Cantonner une partie de l’équipe à répéter chacune des étapes n’est pas seulement une perte de productivité, c’est aussi une perte de motivation.
Bien sûr, des multiples solutions s’offrent en interne selon les structures et selon les équipes. Mais une solution souvent plus rentable et efficace et de faire appel à une expertise externe : le coaching.

Pourquoi?

Sur le plan psychologique, il est plus facile d’analyser une situation à partir d’une vision neutre externe, dégagée des tensions créés par le paradoxe cité un peu plus haut. Sur le plan technique, l’équipe est forcément limitée aux solutions disponibles par le ou les logiciels en cours dans la structure. Un apport externe de solutions, souvent gratuites, plus simples ou plus efficaces s’avère un investissement payant à court et long terme.

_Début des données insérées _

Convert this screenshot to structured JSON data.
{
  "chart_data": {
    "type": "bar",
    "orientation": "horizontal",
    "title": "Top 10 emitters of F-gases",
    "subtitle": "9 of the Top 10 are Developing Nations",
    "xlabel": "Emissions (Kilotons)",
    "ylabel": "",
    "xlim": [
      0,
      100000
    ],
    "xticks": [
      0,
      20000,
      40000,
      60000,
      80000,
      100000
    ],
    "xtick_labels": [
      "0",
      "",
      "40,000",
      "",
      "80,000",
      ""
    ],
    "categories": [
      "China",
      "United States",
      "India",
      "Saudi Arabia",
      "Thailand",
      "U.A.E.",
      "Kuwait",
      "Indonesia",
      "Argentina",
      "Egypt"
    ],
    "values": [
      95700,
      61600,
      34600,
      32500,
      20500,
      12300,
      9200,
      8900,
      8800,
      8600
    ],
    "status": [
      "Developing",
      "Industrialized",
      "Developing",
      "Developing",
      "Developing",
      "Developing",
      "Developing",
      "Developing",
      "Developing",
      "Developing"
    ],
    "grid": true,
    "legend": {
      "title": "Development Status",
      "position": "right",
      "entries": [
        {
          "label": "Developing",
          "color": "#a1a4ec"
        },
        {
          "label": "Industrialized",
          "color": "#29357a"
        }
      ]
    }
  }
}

Mais ce qui fait toute la différence entre le coaching et le conseil informatique, est la prise en charge de deux aspects fondamentaux: les objectifs de l’ensemble de l’équipe et de la structure, d’une part, et les objectifs personnels individuels, de l’autre. Les solutions techniques, purement informatiques, seront celles qui arriveront à concilier l’ensemble de tous ces objectifs.